Extrapolated energy $E_{\infty }\left(\mathrm{\Lambda }\right)$ (circles) for ${}^{16}\mathrm{O}$. The different panels correspond to different model space truncations. The bands estimate uncertainties from subleading IR corrections. The squares denote the minimum energy computed with the Lambda-CCSD(T) as a function of $\mathrm{\Lambda }$.

Figure 22

$\mathtt{pANTOINE}$ scaling plots for the ${}^6\mathrm{Li}$ nuclear many-body problem as a function of the NCSM model space truncation $N_{\max }$. The model space dimension is shown in Fig. 2. (a) Total storage required for implicit matrix construction and for 15 iterations of Lanczos vectors; (b) average read speed of implicit matrix data from disk.

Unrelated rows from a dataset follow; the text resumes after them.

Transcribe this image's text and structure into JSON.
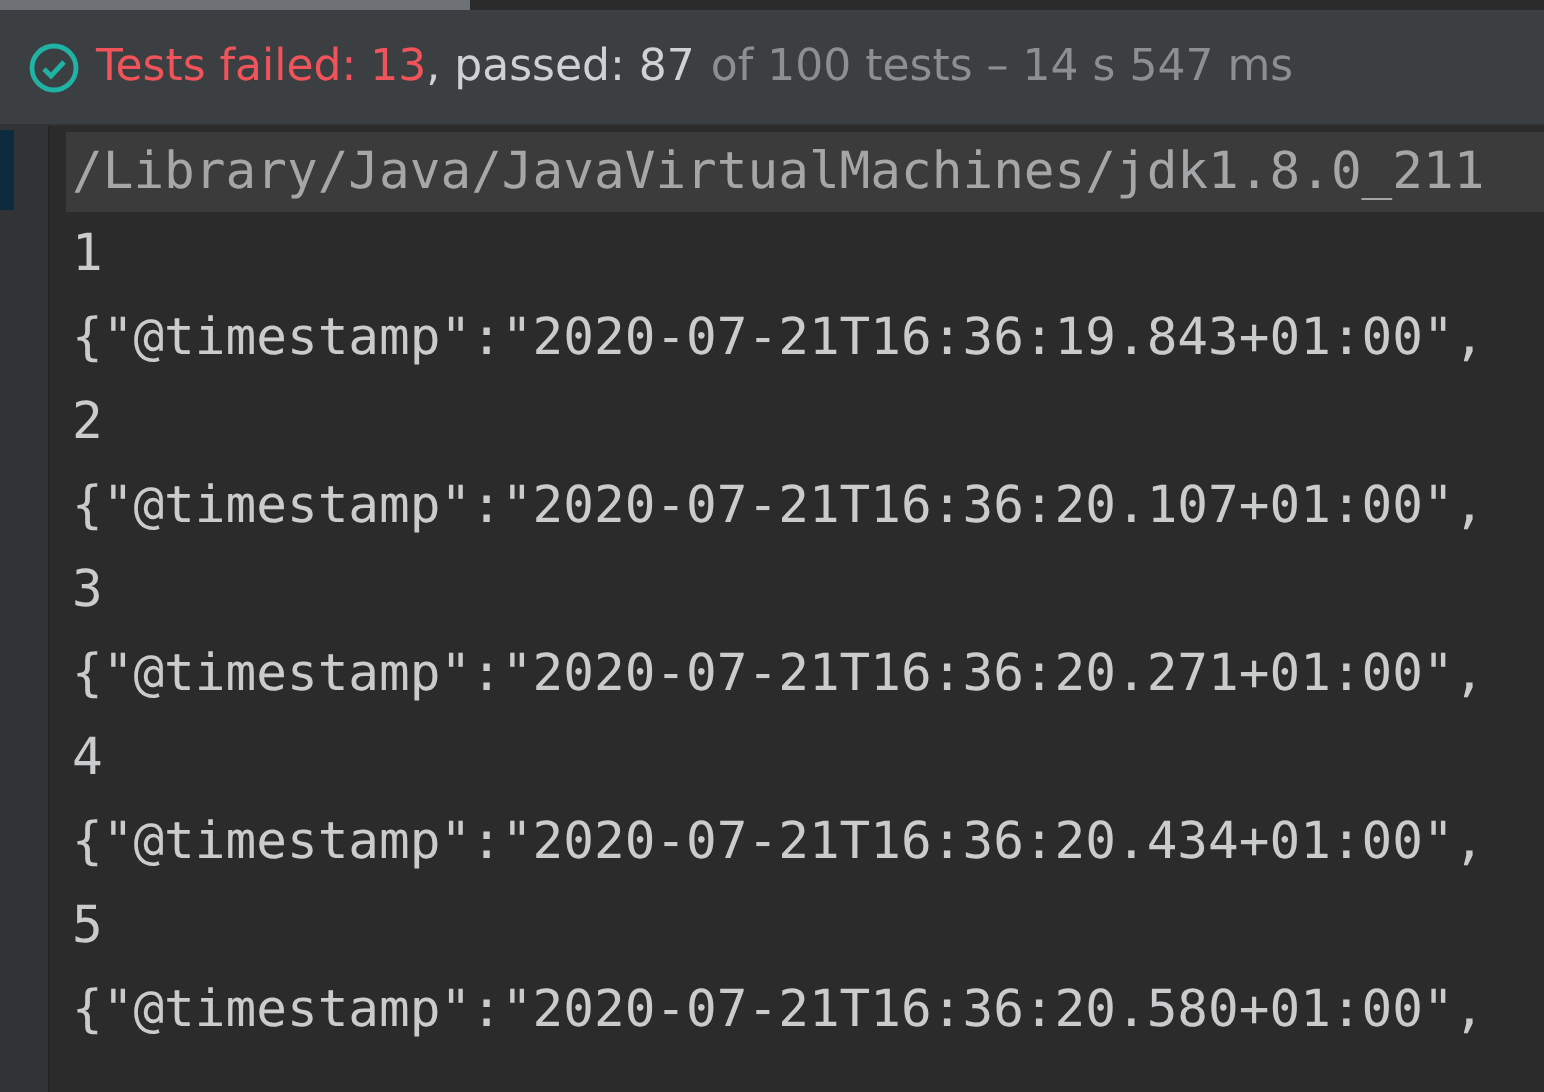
{
  "status_bar": {
    "failed": "Tests failed: 13",
    "passed": ", passed: 87",
    "summary": "of 100 tests – 14 s 547 ms"
  },
  "console": {
    "command": "/Library/Java/JavaVirtualMachines/jdk1.8.0_211",
    "lines": [
      "1",
      "{\"@timestamp\":\"2020-07-21T16:36:19.843+01:00\",",
      "2",
      "{\"@timestamp\":\"2020-07-21T16:36:20.107+01:00\",",
      "3",
      "{\"@timestamp\":\"2020-07-21T16:36:20.271+01:00\",",
      "4",
      "{\"@timestamp\":\"2020-07-21T16:36:20.434+01:00\",",
      "5",
      "{\"@timestamp\":\"2020-07-21T16:36:20.580+01:00\","
    ]
  }
}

For $N_{\max }\ge 18$ the Lanczos vector is split in several blocks.

Figure 23

$\mathtt{pANTOINE}$ scaling plots for the ${}^6\mathrm{Li}$ nuclear many-body problem ($M=1$) as a function of the NCSM model space truncation $N_{\max }$. (a) Multiplication efficiency (defined as the number of nonzero matrix elements divided by the actual number of multiplications being performed); multiplication per clock cycle for (b) Intel(R) Xeon(R) E5 1650v2 and (c) Intel(R) Xeon(R) X5570 using a single thread (dotted line), multiple threads (solid line with circles), and multiple-threads with splitting of the Lanczos vector (solid line with square symbols).

Figure 24

Extrapolated energy $E_{\infty }\left(\mathrm{\Lambda }\right)$ (circles) for ${}^3\mathrm{He}$. See caption of Fig. 4 for further details.

Figure 25

Extrapolated ground-state (point-proton) radii $r_{\infty }\left(\mathrm{\Lambda }\right)$ (circles) for ${}^3\mathrm{He}$. The different panels correspond to different NCSM model space truncations from $max\left(N_{\max }\right)=16$ to $max\left(N_{\max }\right)=36$. See caption of Fig. 5 for further details.

Figure 26

Fit parameter $k_{\infty }\left(\mathrm{\Lambda }\right)$ for ${}^3\mathrm{He}$ energy extrapolation (left panel) and radius extrapolation (right panel) for different NCSM model space truncations from $max\left(N_{\max }\right)=16$ to $max\left(N_{\max }\right)=36$. Open symbols denote results for which UV corrections are expected to be larger than IR ones, and the corresponding fits are unreliable. The lowest, theoretical separation momentum is given as a dashed line with an uncertainty band.

Figure 27

Recommended results for the ${}^3\mathrm{He}$ energy (upper panel) and radius (lower panel) for different NCSM model space truncations from $max\left(N_{\max }\right)=16$ to $max\left(N_{\max }\right)=36$.